Jueves, 3 de Octubre de 2019

El siglo IV tuvo una enorme trascendencia para la Historia de Europa y con ella para la del mundo.  El cristianismo, que había conseguido sobrevivir a diez persecuciones generales y a otras particulares, no sólo emergía más fuerte que nunca en las tierras del imperio sino que además era considerado por uno de sus más importantes conservadores, el emperador Constantino, como argamasa indispensable para mantener la consistencia del estado.  Hasta entonces, a pesar de las diferencias entre ambas fes surgidas del Israel del Segundo templo, la relación entre ambas fes no había sido áspera salvo algunos episodios excepcionales.  Así, Gregorio, obispo de Illiberris en el s. IV, fue autor de algunas obras [1]en las que se pone de manifiesto el deseo de que los judíos abracen la creencia en Jesús, pero, a la vez, y de manera harto significativa, se indica que las relaciones entre ambos colectivos eran muy cordiales, tanto que no resultaba imposible que los cristianos acabaran adoptando prácticas propias del judaísmo.

         Durante ese siglo IV en que se alzaba en Elche una sinagoga cuyos restos han llegado hasta nosotros, judaísmo y cristianismo mantenían una dialéctica, pero no puede hablarse de hostilidad.  A decir verdad, lo que encontramos en las fuentes es la clara posibilidad de que los fieles de una y otra religión se vieran seducidos por las prácticas y las creencias de la otra.  Si en el Talmud, ya encontramos referencias a la necesidad de mantenerse distantes de aquellos que creían que Jesús de Nazaret era el mesías; en el cristianismo, la respuesta comenzó a articularse en torno a las decisiones conciliares.  Al respecto, resulta revelador el celebrado en Hispania, más concretamente en Elbira.  Su fecha ha sido objeto de controversia y aunque nos inclinamos por una situada entre el 303 y el 309 [2], la circunstancia es secundaria para el tema que estamos abordando.

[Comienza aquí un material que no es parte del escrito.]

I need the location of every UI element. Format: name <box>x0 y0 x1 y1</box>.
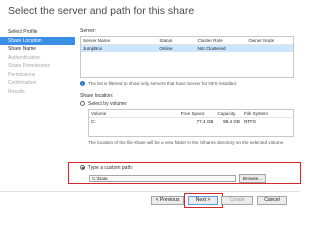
cancel-button[interactable]: Cancel <box>257 196 287 205</box>
previous-button[interactable]: < Previous <box>151 196 184 205</box>
main-panel: Server: Server Name Status Cluster Role … <box>80 28 294 145</box>
capacity-cell: 98.4 GB <box>223 118 240 124</box>
custom-path-option[interactable]: Type a custom path: <box>80 165 133 171</box>
server-list[interactable]: Server Name Status Cluster Role Owner No… <box>80 36 294 78</box>
share-location-label: Share location: <box>80 92 114 99</box>
server-owner-cell <box>246 44 293 52</box>
info-icon: i <box>80 81 85 86</box>
file-system-cell: NTFS <box>243 118 256 124</box>
footer-divider <box>0 191 300 192</box>
server-status-cell: Online <box>157 44 196 52</box>
free-space-cell: 77.4 GB <box>196 118 214 124</box>
nav-item-results: Results <box>8 88 25 95</box>
custom-path-radio[interactable] <box>80 165 85 171</box>
server-row[interactable]: JumpBox Online Not Clustered <box>81 44 293 52</box>
select-by-volume-label: Select by volume: <box>88 100 128 107</box>
select-by-volume-radio[interactable] <box>80 100 85 106</box>
nav-item-confirmation: Confirmation <box>8 80 37 86</box>
select-by-volume-option[interactable]: Select by volume: <box>80 101 294 107</box>
column-header-free-space[interactable]: Free Space <box>178 109 216 118</box>
volume-list[interactable]: Volume Free Space Capacity File System C… <box>88 108 294 137</box>
column-header-server-name[interactable]: Server Name <box>81 37 158 45</box>
server-role-cell: Not Clustered <box>195 44 247 52</box>
column-header-volume[interactable]: Volume <box>89 109 179 118</box>
column-header-owner-node[interactable]: Owner Node <box>246 37 293 45</box>
server-header-row: Server Name Status Cluster Role Owner No… <box>81 37 293 45</box>
wizard-nav: Select Profile Share Location Share Name… <box>0 28 75 96</box>
volume-header-row: Volume Free Space Capacity File System <box>89 109 293 118</box>
nav-item-share-name[interactable]: Share Name <box>0 45 75 54</box>
nav-item-authentication: Authentication <box>8 54 40 61</box>
next-button[interactable]: Next > <box>188 196 218 205</box>
browse-button[interactable]: Browse... <box>239 174 266 183</box>
column-header-capacity[interactable]: Capacity <box>215 109 242 118</box>
server-name-cell: JumpBox <box>81 44 158 52</box>
volume-row[interactable]: C: 77.4 GB 98.4 GB NTFS <box>89 117 293 125</box>
nav-item-share-location[interactable]: Share Location <box>0 36 75 45</box>
volume-note: The location of the file share will be a… <box>88 139 285 145</box>
create-button: Create <box>221 196 253 205</box>
filter-note: The list is filtered to show only server… <box>88 81 238 86</box>
nav-item-select-profile[interactable]: Select Profile <box>0 28 75 37</box>
server-label: Server: <box>80 28 97 34</box>
column-header-status[interactable]: Status <box>157 37 196 45</box>
nav-item-share-permissions: Share Permissions <box>8 63 50 69</box>
page-title: Select the server and path for this shar… <box>8 5 195 17</box>
custom-path-label: Type a custom path: <box>88 165 134 171</box>
column-header-file-system[interactable]: File System <box>241 109 293 118</box>
filter-note-row: i The list is filtered to show only serv… <box>80 81 294 87</box>
column-header-cluster-role[interactable]: Cluster Role <box>195 37 247 45</box>
volume-cell: C: <box>91 118 96 124</box>
custom-path-input[interactable] <box>89 175 236 182</box>
nav-item-permissions: Permissions <box>8 71 36 78</box>
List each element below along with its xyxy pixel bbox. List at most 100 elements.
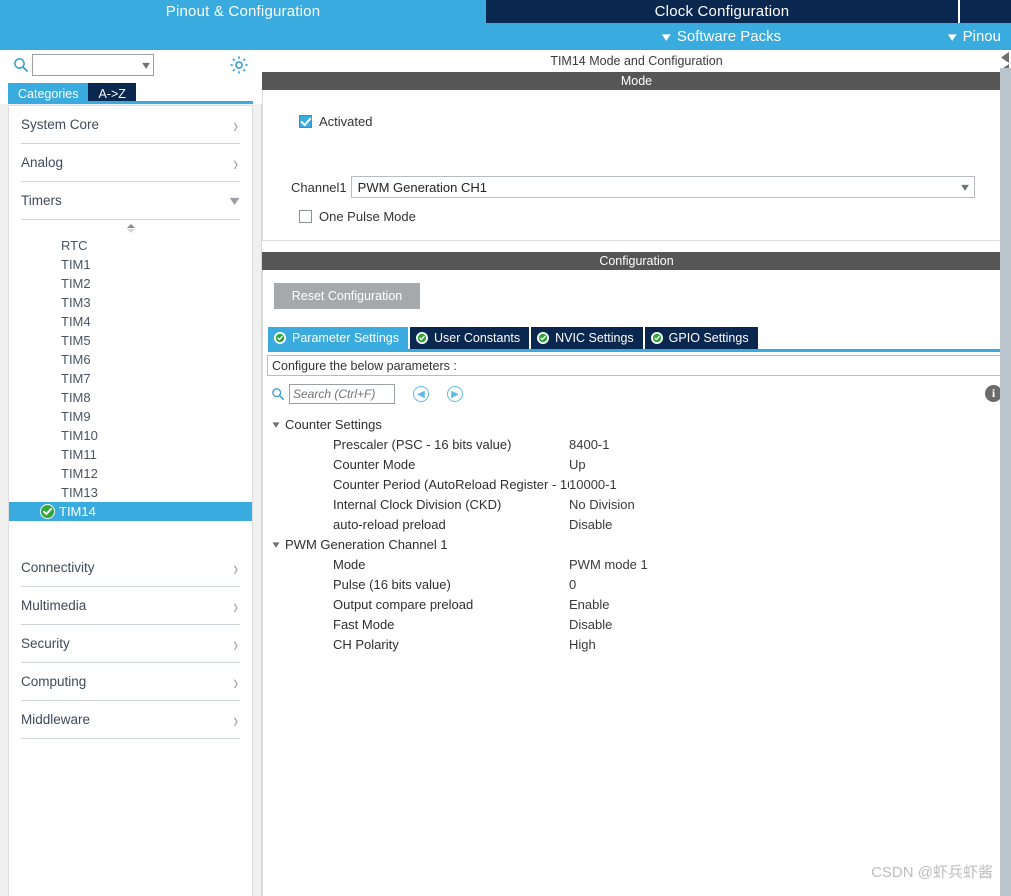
- sidebar-tree: System Core › Analog › Timers ▾ RTC TIM1: [8, 105, 253, 896]
- configuration-section-label: Configuration: [599, 254, 674, 268]
- sidebar-item-label: TIM13: [61, 485, 98, 500]
- tab-nvic-settings[interactable]: NVIC Settings: [531, 327, 643, 349]
- chevron-down-icon: ▾: [272, 418, 280, 431]
- activated-checkbox-row[interactable]: Activated: [299, 114, 372, 129]
- tab-gpio-settings[interactable]: GPIO Settings: [644, 327, 758, 349]
- mode-section-header: Mode: [262, 72, 1011, 90]
- one-pulse-mode-label: One Pulse Mode: [319, 209, 416, 224]
- sidebar-search-row: ▾: [0, 50, 262, 80]
- sidebar-item-tim9[interactable]: TIM9: [9, 407, 252, 426]
- param-row-auto-reload-preload[interactable]: auto-reload preload Disable: [267, 514, 1004, 534]
- tab-user-constants[interactable]: User Constants: [410, 327, 530, 349]
- sidebar-item-tim7[interactable]: TIM7: [9, 369, 252, 388]
- reset-configuration-button[interactable]: Reset Configuration: [274, 283, 420, 309]
- top-header: Pinout & Configuration Clock Configurati…: [0, 0, 1011, 50]
- main-tab-clock-configuration[interactable]: Clock Configuration: [486, 0, 958, 23]
- chevron-down-icon: ▾: [142, 58, 150, 72]
- sidebar-item-rtc[interactable]: RTC: [9, 236, 252, 255]
- search-icon: [267, 387, 289, 401]
- sidebar-item-tim6[interactable]: TIM6: [9, 350, 252, 369]
- sidebar-item-tim14[interactable]: TIM14: [9, 502, 252, 521]
- sidebar-item-tim11[interactable]: TIM11: [9, 445, 252, 464]
- param-row-counter-mode[interactable]: Counter Mode Up: [267, 454, 1004, 474]
- chevron-left-circle-icon[interactable]: ◀: [413, 386, 429, 402]
- sidebar-tab-label: Categories: [18, 86, 79, 101]
- sidebar-item-tim2[interactable]: TIM2: [9, 274, 252, 293]
- tab-parameter-settings[interactable]: Parameter Settings: [268, 327, 408, 349]
- param-row-counter-period[interactable]: Counter Period (AutoReload Register - 16…: [267, 474, 1004, 494]
- collapse-left-arrow-icon[interactable]: [1000, 50, 1011, 63]
- param-row-internal-clock-division[interactable]: Internal Clock Division (CKD) No Divisio…: [267, 494, 1004, 514]
- sidebar-item-tim3[interactable]: TIM3: [9, 293, 252, 312]
- sidebar-item-tim12[interactable]: TIM12: [9, 464, 252, 483]
- param-row-pulse[interactable]: Pulse (16 bits value) 0: [267, 574, 1004, 594]
- main-tab-next[interactable]: [960, 0, 1011, 23]
- param-row-output-compare-preload[interactable]: Output compare preload Enable: [267, 594, 1004, 614]
- software-packs-menu[interactable]: ▾ Software Packs: [662, 28, 781, 45]
- sidebar-search-combo[interactable]: ▾: [32, 54, 154, 76]
- param-row-fast-mode[interactable]: Fast Mode Disable: [267, 614, 1004, 634]
- search-icon: [10, 52, 32, 78]
- watermark: CSDN @虾兵虾酱: [871, 864, 993, 881]
- sidebar-item-tim4[interactable]: TIM4: [9, 312, 252, 331]
- main-tab-label: Pinout & Configuration: [165, 3, 321, 20]
- tab-label: NVIC Settings: [555, 331, 634, 345]
- sidebar-group-connectivity[interactable]: Connectivity ›: [21, 549, 240, 587]
- param-group-label: PWM Generation Channel 1: [285, 536, 448, 552]
- chevron-down-icon: ▾: [229, 192, 240, 208]
- one-pulse-mode-checkbox[interactable]: [299, 210, 312, 223]
- param-group-counter-settings[interactable]: ▾ Counter Settings: [267, 414, 1004, 434]
- param-group-pwm-generation-channel-1[interactable]: ▾ PWM Generation Channel 1: [267, 534, 1004, 554]
- param-row-mode[interactable]: Mode PWM mode 1: [267, 554, 1004, 574]
- sidebar-item-label: TIM3: [61, 295, 91, 310]
- channel1-row: Channel1 PWM Generation CH1 ▾: [291, 176, 975, 198]
- sidebar-item-label: TIM14: [59, 504, 96, 519]
- sidebar-group-timers[interactable]: Timers ▾: [21, 182, 240, 220]
- sidebar-item-label: TIM2: [61, 276, 91, 291]
- sidebar-item-tim13[interactable]: TIM13: [9, 483, 252, 502]
- scrollbar-track[interactable]: [1000, 68, 1011, 896]
- chevron-right-circle-icon[interactable]: ▶: [447, 386, 463, 402]
- sidebar-item-label: TIM5: [61, 333, 91, 348]
- sidebar-group-analog[interactable]: Analog ›: [21, 144, 240, 182]
- chevron-right-icon: ›: [233, 555, 238, 580]
- sidebar-group-multimedia[interactable]: Multimedia ›: [21, 587, 240, 625]
- sidebar-group-system-core[interactable]: System Core ›: [21, 106, 240, 144]
- sidebar-item-tim1[interactable]: TIM1: [9, 255, 252, 274]
- configuration-tabs-underline: [268, 349, 1004, 352]
- parameter-search-input[interactable]: [289, 384, 395, 404]
- sidebar-item-tim10[interactable]: TIM10: [9, 426, 252, 445]
- sidebar-item-tim5[interactable]: TIM5: [9, 331, 252, 350]
- main-tab-pinout-configuration[interactable]: Pinout & Configuration: [0, 0, 486, 23]
- sidebar-item-label: TIM11: [61, 447, 97, 462]
- pinout-menu[interactable]: ▾ Pinou: [948, 28, 1001, 45]
- sidebar-group-label: Multimedia: [21, 598, 87, 613]
- param-name: CH Polarity: [333, 636, 399, 652]
- sidebar-group-label: Analog: [21, 155, 64, 170]
- param-name: Counter Period (AutoReload Register - 16…: [333, 476, 569, 492]
- chevron-down-icon: ▾: [272, 538, 280, 551]
- activated-checkbox[interactable]: [299, 115, 312, 128]
- gear-icon[interactable]: [228, 54, 250, 76]
- param-value: 10000-1: [569, 476, 617, 492]
- parameter-search-row: ◀ ▶ i: [267, 382, 1004, 406]
- channel1-select[interactable]: PWM Generation CH1 ▾: [350, 176, 975, 198]
- page-title-label: TIM14 Mode and Configuration: [550, 53, 723, 68]
- chevron-down-icon: ▾: [662, 29, 672, 44]
- sidebar-group-security[interactable]: Security ›: [21, 625, 240, 663]
- param-value: Up: [569, 456, 586, 472]
- param-name: Prescaler (PSC - 16 bits value): [333, 436, 512, 452]
- right-scrollbar[interactable]: [1000, 50, 1011, 896]
- param-group-label: Counter Settings: [285, 416, 382, 432]
- sidebar-group-computing[interactable]: Computing ›: [21, 663, 240, 701]
- param-value: No Division: [569, 496, 635, 512]
- param-row-ch-polarity[interactable]: CH Polarity High: [267, 634, 1004, 654]
- list-scroll-up-indicator[interactable]: [9, 220, 252, 236]
- sidebar-tab-label: A->Z: [98, 86, 126, 101]
- sidebar-item-tim8[interactable]: TIM8: [9, 388, 252, 407]
- param-row-prescaler[interactable]: Prescaler (PSC - 16 bits value) 8400-1: [267, 434, 1004, 454]
- sidebar-group-middleware[interactable]: Middleware ›: [21, 701, 240, 739]
- chevron-right-icon: ›: [233, 707, 238, 732]
- one-pulse-mode-row[interactable]: One Pulse Mode: [299, 209, 416, 224]
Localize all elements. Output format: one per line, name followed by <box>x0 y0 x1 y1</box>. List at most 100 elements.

      El concilio de Elvira nos sitúa en un estadio ciertamente primitivo de las prácticas cristianas.  Por ejemplo, el canon 36 mantiene aún la prohibición relativa a las imágenes que se encuentra en la Biblia (Éxodo 20: 4 ss; Deuteronomio 5: 8 ss; Isaías 44: 9-20) y que fue mantenida por los santos padres como Cipriano – “¿Para qué postrarse delante de las imágenes? Eleva tus ojos al cielo y tu corazón: allí es donde debes buscar a Dios”[3] – o Agustín de Hipona – “La única imagen que nosotros debemos hacernos de Cristo es tener siempre presente su humildad, su paciencia, su bondad y esforzarnos para que nuestra vida en todo se parezca a la suya.  Aquellos que andan en busca de Jesús y de sus apóstoles pintados en las paredes, lejos de conformarse a la Escritura, caen en el error”[4] -  pero que desaparecería durante la Edad Media para ser recuperada por la Reforma del s. XVI.  Esa antigüedad, si se nos permite el término, explica también el carácter de las prohibiciones que encontramos en los cánones conciliares.

      Encontramos referencias expresas a los judíos en los cánones 16, 49, 50 y 78.  El 16 establece la prohibición de que doncellas cristianas contraigan matrimonio con judíos y herejes; el canon 49 – bien significativo – prohíbe que los judíos bendigan los frutos de tierras que eran propiedad de los cristianos; el 50 pretende evitar que ambos se sienten a la misma mesa y, finalmente, el 78 castiga el adulterio con mujer judía o pagana.  Se trata de normas de carácter pastoral que tienen su paralelo precisamente en el judaísmo del que siglos antes había nacido.  En primer lugar, el cristianismo hispano adoptaba en el s. IV las prohibiciones sobre el matrimonio que los hijos de Israel mantenían en su seno desde antes de la ley de Moisés.  Los matrimonios mixtos fueron contemplados como un peligro para la comunidad  desde Abraham al Talmud pasando por Nehemías [5]. 

      Se recibía también del judaísmo la prohibición de comer con gente de otra fe, una prohibición que arrancaba del temor a quebrar las normas dietéticas de la Torah y que, curiosamente, el cristianismo primitivo, no sin controversia, había eliminado[6].

      Finalmente, nos encontramos con una disposición con paralelos en el judaísmo, la de la prohibición de que persona de otra fe bendiga u ore por los frutos de la tierra.  Si en el Talmud se registra incluso la prohibición de acudir a alguien que pudiera curar si la tal persona invocaba el nombre de Jesús, aquí hallamos un deseo de evitar que determinados ritos religiosos sean ejecutados por personas de otra fe.  De nuevo, el paralelo con el judaísmo resulta obvio.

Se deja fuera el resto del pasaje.